Research talk:Wikipedia article creation/Work log/Friday, January 17th

From Meta, a Wikimedia project coordination wiki

Friday, January 17th[edit]

Today I'm working on the last piece in the puzzle of newcomer page creations -- figuring out the scale at which all newcomers enter the page creation process.

So first things first, I need to generate a funnel for observing how many registered editors --> R:New editors --> New page creators --> New article creators --> New draft article creators.

SELECT
    DATE(CONCAT(LEFT(user_registration, 6), "01")) AS registration_month,
    COUNT(*) AS registered_users, /* registered users */
    SUM(revision_stats.day_revisions > 0) AS new_editors,
    SUM(page_stats.pages > 0) AS new_page_creators, /* users who started a any page in first 30 days */
    SUM(page_stats.article_pages > 0) AS new_article_creators, /* users who started an article page in first 30 days  */
    SUM(page_stats.draft_pages > 0) AS new_draft_creators /* users who started a draft article page in first 30 days  */
FROM (
    SELECT
        user_id,
        user_registration,
        SUM(day_revisions) AS day_revisions
    FROM (
        (
            SELECT
                user_id,
                user_registration,
                SUM(rev_id IS NOT NULL)  AS day_revisions
            FROM user
            LEFT JOIN revision ON 
                rev_user = user_id AND
                rev_timestamp < DATE_FORMAT(DATE_ADD(user_registration, INTERVAL 1 DAY), "%Y%m%d%H%i%S")
            WHERE
                user_registration > "2008"
            GROUP BY 1
        )
        UNION
        (
            SELECT
                user_id,
                user_registration,
                SUM(ar_id IS NOT NULL) AS day_revisions
            FROM user
            LEFT JOIN archive ON 
                ar_user_text = user_name AND
                ar_timestamp < DATE_FORMAT(DATE_ADD(user_registration, INTERVAL 1 DAY), "%Y%m%d%H%i%S")
            WHERE
                user_registration > "2008"
            GROUP BY 1,2
        )
    ) AS revision_archive_stats
    GROUP BY 1,2
) AS revision_stats
LEFT JOIN (
    SELECT
        user_id,
        SUM(c.user_id IS NOT NULL) AS pages,
        SUM(ap.page_title IS NOT NULL) AS article_pages,
        SUM(ap.original_namespace != 0) AS draft_pages
    FROM user
    LEFT JOIN staging.nov13_dewiki_creation c USING (user_id)
    LEFT JOIN staging.nov13_dewiki_article_page ap USING (page_id)
    WHERE
        user_registration > "2008" AND 
        c.rev_timestamp < DATE_FORMAT(DATE_ADD(user_registration, INTERVAL 30 DAY), "%Y%m%d%H%i%S")
    GROUP BY 1
) AS page_stats USING (user_id)
GROUP BY 1

I cheated a little bit.

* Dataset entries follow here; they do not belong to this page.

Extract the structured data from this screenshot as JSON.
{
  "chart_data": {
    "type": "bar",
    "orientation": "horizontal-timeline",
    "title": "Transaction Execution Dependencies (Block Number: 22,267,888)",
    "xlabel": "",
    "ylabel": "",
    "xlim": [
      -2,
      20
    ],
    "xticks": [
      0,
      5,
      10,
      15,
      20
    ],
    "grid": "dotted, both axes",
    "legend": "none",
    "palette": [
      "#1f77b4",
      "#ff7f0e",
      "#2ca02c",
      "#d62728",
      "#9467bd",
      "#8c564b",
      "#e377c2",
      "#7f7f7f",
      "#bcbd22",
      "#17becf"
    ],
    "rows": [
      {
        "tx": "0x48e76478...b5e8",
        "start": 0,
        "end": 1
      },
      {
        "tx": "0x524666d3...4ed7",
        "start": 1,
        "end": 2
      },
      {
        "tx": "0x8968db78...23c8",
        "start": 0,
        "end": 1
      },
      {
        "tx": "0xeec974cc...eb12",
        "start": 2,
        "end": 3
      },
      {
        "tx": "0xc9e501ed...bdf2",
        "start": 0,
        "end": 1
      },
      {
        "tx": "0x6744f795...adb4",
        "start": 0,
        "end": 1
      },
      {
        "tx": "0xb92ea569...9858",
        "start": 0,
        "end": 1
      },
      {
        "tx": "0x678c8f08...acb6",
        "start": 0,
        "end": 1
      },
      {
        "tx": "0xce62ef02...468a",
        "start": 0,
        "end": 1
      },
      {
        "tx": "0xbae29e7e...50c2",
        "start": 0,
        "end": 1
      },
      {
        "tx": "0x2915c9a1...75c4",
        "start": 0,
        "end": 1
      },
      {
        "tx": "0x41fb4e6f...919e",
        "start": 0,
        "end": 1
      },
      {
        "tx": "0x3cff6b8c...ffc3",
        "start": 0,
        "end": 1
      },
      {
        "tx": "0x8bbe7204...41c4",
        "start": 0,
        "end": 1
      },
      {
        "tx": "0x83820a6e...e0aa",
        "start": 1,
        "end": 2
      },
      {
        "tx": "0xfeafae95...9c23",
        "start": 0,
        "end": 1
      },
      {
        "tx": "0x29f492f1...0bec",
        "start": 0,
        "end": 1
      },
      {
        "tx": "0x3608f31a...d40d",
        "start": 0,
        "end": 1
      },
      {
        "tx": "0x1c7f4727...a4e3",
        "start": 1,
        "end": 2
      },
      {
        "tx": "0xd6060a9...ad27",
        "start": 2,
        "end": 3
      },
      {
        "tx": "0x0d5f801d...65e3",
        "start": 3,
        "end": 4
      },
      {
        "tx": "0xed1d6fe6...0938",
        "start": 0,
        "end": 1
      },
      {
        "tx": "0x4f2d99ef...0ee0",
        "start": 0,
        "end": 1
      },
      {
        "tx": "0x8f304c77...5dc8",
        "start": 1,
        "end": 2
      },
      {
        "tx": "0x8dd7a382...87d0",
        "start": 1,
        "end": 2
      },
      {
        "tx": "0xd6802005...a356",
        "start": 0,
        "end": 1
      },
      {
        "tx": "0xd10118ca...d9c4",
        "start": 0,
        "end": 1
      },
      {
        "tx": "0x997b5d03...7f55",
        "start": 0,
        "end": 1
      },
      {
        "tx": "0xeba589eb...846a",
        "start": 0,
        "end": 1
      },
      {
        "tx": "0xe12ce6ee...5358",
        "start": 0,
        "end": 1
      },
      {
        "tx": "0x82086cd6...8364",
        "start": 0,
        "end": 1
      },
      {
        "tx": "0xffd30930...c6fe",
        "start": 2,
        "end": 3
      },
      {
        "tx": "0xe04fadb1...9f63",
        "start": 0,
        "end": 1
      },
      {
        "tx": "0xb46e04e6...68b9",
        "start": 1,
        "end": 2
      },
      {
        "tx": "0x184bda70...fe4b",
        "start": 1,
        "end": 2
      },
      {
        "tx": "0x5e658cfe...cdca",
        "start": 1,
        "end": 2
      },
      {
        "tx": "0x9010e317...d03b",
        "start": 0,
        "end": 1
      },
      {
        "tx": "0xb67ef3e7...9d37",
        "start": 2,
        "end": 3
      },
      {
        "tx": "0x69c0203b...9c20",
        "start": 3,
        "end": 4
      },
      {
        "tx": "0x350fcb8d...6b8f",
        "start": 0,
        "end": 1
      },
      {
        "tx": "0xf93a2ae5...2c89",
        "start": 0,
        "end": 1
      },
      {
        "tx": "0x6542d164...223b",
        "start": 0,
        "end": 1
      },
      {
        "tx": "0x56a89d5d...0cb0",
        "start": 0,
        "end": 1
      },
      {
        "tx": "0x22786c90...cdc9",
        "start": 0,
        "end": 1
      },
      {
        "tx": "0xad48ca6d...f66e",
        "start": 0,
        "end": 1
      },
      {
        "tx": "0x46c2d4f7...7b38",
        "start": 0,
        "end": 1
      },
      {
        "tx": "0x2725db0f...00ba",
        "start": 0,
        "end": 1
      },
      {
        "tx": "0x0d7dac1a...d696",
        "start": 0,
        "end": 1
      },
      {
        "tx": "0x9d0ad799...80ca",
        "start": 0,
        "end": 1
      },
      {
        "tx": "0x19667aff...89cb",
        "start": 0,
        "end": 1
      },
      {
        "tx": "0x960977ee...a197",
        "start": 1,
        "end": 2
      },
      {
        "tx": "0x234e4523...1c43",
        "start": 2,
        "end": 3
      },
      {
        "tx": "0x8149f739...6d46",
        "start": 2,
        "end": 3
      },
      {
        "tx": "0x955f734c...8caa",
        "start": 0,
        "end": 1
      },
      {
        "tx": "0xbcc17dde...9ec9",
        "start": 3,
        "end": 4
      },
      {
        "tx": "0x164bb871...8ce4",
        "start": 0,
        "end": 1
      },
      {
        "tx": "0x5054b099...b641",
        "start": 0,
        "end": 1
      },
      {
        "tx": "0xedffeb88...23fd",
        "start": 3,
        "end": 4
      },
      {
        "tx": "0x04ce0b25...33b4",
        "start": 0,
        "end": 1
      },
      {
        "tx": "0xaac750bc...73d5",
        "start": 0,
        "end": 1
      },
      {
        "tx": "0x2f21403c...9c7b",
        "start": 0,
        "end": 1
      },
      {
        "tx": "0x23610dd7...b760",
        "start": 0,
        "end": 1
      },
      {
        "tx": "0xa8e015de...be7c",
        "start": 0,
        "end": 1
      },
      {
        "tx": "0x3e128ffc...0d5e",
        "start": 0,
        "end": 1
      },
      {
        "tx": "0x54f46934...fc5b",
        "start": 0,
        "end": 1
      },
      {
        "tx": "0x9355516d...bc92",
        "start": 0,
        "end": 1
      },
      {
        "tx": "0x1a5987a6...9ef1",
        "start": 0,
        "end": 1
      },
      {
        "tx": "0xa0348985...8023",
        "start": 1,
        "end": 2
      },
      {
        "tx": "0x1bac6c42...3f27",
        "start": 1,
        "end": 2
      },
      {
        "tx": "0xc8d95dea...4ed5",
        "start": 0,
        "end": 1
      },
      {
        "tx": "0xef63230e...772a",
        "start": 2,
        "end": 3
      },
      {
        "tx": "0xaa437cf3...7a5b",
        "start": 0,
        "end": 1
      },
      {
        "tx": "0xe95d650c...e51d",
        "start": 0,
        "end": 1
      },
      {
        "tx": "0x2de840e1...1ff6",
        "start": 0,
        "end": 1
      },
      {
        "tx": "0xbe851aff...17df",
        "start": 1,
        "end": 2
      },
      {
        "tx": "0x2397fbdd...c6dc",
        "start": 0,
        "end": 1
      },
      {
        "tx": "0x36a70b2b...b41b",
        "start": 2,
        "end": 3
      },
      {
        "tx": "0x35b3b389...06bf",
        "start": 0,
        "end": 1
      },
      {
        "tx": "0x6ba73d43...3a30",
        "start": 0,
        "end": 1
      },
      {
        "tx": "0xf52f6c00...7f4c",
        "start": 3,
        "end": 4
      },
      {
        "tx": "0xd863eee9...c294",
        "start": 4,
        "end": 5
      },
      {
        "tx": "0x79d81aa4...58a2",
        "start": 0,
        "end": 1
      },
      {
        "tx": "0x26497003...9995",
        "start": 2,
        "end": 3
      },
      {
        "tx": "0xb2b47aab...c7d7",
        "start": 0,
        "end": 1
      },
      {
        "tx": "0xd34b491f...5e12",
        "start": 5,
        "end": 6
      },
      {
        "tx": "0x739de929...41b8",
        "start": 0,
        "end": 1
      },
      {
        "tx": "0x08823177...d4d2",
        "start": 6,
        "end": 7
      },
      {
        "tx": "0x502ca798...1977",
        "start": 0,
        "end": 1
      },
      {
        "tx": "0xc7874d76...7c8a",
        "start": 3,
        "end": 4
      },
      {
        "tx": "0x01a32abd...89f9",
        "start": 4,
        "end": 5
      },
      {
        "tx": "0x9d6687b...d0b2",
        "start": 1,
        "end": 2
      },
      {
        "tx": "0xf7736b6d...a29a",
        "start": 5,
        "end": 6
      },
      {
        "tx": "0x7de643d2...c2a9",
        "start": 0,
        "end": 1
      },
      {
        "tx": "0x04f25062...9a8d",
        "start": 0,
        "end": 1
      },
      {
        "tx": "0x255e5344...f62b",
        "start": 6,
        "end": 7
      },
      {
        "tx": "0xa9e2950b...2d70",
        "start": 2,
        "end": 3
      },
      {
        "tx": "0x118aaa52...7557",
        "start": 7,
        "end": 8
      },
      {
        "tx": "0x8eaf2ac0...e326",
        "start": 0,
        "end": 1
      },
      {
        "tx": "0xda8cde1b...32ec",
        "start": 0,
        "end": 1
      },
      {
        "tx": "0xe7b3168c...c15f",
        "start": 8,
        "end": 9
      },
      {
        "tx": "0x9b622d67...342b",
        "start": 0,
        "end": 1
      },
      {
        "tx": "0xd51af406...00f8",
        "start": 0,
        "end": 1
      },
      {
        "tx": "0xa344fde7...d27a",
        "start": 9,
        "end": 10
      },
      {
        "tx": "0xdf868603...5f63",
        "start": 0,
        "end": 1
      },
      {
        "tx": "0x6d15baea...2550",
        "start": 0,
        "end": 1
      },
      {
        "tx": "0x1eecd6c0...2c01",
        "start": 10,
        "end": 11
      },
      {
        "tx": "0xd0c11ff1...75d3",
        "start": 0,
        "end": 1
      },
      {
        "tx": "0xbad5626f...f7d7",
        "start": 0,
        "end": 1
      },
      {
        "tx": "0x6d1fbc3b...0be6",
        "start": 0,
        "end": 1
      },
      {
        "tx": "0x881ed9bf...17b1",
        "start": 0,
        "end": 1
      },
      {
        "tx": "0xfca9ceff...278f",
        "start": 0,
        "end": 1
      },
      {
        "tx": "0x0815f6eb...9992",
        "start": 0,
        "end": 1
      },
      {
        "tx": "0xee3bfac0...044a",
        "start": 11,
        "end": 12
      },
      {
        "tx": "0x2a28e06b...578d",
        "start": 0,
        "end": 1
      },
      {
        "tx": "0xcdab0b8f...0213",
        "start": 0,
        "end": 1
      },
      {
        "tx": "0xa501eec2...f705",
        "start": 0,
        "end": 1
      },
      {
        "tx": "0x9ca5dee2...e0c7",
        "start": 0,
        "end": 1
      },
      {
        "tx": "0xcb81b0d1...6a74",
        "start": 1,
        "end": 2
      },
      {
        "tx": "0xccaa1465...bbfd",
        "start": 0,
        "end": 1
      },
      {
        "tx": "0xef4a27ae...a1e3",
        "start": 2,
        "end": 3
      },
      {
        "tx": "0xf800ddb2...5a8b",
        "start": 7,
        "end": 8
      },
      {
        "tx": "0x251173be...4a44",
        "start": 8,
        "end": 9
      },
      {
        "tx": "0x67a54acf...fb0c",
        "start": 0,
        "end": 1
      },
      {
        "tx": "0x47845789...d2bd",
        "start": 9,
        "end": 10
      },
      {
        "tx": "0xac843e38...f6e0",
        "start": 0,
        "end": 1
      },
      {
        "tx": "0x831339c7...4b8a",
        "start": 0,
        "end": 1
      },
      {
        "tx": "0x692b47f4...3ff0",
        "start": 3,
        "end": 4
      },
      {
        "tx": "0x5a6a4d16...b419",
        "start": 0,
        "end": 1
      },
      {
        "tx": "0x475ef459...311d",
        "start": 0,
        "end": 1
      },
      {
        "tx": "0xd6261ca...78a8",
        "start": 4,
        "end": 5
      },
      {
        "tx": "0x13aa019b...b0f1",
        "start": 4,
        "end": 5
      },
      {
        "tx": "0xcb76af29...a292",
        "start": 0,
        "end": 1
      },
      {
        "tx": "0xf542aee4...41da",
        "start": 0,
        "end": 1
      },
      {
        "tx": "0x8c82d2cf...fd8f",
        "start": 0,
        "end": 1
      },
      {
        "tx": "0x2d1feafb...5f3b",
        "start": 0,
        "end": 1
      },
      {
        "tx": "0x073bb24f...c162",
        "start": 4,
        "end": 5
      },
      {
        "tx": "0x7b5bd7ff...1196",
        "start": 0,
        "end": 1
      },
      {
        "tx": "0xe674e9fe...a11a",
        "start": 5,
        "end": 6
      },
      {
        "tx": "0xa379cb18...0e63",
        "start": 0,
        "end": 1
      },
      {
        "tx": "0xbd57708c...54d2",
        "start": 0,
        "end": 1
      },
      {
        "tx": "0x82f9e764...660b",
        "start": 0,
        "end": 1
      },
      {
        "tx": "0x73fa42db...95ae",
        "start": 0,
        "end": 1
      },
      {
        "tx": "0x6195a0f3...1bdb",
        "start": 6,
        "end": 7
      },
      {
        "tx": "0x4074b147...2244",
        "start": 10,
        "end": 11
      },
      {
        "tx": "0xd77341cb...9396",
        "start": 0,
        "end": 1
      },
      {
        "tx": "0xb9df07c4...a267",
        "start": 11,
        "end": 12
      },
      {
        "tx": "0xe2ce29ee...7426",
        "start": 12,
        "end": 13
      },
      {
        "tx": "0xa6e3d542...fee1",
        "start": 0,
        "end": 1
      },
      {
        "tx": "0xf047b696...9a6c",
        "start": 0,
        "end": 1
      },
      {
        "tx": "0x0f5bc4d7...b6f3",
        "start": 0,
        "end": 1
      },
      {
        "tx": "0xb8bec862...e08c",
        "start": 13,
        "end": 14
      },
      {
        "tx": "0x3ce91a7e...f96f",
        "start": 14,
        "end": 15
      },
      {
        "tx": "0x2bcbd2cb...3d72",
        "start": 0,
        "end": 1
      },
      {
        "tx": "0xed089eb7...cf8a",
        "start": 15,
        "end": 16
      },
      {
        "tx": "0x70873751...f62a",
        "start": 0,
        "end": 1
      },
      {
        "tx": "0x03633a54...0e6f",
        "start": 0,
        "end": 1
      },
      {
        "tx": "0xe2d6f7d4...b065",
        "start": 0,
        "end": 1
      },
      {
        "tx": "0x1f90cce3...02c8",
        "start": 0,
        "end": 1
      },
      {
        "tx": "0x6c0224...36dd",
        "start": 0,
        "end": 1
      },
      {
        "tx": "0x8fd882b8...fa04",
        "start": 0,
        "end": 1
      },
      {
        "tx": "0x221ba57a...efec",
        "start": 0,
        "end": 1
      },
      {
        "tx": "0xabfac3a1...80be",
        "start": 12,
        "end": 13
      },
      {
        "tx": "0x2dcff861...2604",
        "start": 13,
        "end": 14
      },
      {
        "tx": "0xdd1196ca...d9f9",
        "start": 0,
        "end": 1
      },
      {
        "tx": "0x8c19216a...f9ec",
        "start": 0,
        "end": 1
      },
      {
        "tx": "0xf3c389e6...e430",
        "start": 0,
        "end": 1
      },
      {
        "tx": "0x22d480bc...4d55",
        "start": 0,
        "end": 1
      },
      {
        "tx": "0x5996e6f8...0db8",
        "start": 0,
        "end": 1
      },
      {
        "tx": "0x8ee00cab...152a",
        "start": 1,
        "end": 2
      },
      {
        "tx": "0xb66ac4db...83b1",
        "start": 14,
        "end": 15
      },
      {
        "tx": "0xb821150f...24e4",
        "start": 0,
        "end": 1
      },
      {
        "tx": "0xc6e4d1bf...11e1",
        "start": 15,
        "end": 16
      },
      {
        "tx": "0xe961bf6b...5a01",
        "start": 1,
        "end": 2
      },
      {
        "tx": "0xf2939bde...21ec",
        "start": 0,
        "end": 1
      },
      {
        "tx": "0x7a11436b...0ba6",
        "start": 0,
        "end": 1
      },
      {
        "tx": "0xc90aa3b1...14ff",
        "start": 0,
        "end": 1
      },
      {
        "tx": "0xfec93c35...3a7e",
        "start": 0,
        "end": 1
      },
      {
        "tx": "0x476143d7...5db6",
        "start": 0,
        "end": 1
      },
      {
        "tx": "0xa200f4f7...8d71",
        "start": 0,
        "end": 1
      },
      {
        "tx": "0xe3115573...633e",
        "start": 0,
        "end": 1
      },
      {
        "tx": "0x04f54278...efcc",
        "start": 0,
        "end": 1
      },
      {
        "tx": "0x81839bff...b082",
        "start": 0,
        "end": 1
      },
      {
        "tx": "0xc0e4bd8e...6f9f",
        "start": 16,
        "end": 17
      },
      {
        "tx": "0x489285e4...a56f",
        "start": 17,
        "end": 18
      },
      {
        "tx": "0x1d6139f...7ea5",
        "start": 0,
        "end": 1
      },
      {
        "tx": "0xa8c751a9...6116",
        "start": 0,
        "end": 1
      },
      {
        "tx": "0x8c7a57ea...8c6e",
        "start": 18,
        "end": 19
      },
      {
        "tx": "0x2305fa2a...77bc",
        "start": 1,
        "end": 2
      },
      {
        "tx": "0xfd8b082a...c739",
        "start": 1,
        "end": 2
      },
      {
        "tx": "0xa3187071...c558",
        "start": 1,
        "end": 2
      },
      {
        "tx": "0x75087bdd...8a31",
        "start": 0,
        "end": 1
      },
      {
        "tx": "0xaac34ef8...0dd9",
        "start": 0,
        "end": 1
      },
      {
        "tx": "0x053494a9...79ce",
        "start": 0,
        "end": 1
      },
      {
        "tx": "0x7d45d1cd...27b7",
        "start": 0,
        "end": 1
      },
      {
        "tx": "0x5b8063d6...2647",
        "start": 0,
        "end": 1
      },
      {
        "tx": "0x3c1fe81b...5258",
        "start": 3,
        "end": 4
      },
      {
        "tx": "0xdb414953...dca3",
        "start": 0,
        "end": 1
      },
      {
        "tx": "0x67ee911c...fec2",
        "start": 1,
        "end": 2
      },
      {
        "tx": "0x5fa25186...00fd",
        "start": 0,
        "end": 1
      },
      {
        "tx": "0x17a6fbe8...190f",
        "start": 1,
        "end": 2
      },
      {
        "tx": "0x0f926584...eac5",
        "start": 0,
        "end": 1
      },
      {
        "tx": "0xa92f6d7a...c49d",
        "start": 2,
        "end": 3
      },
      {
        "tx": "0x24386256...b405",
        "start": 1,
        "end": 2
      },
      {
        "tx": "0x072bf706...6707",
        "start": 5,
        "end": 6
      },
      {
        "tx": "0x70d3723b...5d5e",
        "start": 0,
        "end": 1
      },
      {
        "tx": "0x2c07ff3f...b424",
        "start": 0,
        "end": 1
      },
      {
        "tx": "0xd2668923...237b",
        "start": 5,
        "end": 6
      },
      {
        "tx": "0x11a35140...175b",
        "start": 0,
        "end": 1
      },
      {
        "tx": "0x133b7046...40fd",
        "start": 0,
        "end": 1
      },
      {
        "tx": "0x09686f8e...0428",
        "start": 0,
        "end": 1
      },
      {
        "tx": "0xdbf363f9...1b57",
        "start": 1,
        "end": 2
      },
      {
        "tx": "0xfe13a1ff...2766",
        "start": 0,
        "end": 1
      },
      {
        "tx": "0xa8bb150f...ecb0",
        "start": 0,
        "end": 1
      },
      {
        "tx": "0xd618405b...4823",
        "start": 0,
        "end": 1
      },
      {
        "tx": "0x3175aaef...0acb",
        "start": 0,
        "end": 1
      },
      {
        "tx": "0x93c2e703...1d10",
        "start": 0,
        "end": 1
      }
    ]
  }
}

I got the above query wrong several times before I got it right.

Here's the results. First, the monthly proportion of users that make it to each part of the funnel. Since Enwiki is super big and takes forever to run, I'll start off with German.

New editor page creator proportions (dewiki). 

~ 30% of newly registered users will make an edit within 24h. ~40% of these new editors will create some page. ~60% of them will have created an article (or a draft article). And depending on where you look, about %3 of those users will have created a draft (non ns=0 page that became an article). There's a concerning dip in the number of draft creators that has me thinking that there might be some anomaly in my data.

Check out the raw numbers:

Newly registered users (dewiki). 
New editors (dewiki). 
New page creators (dewiki). 
New article creators (dewiki). 
New draft creators (dewiki). 

The number of editors who create drafts each months drops from 30 to 0-2 in the middle of 2011. My best guess is that there was a substantial change in the way that page moves were recorded at that point. I'll have to pick through the data to see if I can figure out what's going on. --Halfak (WMF) (talk) 23:56, 17 January 2014 (UTC)[reply]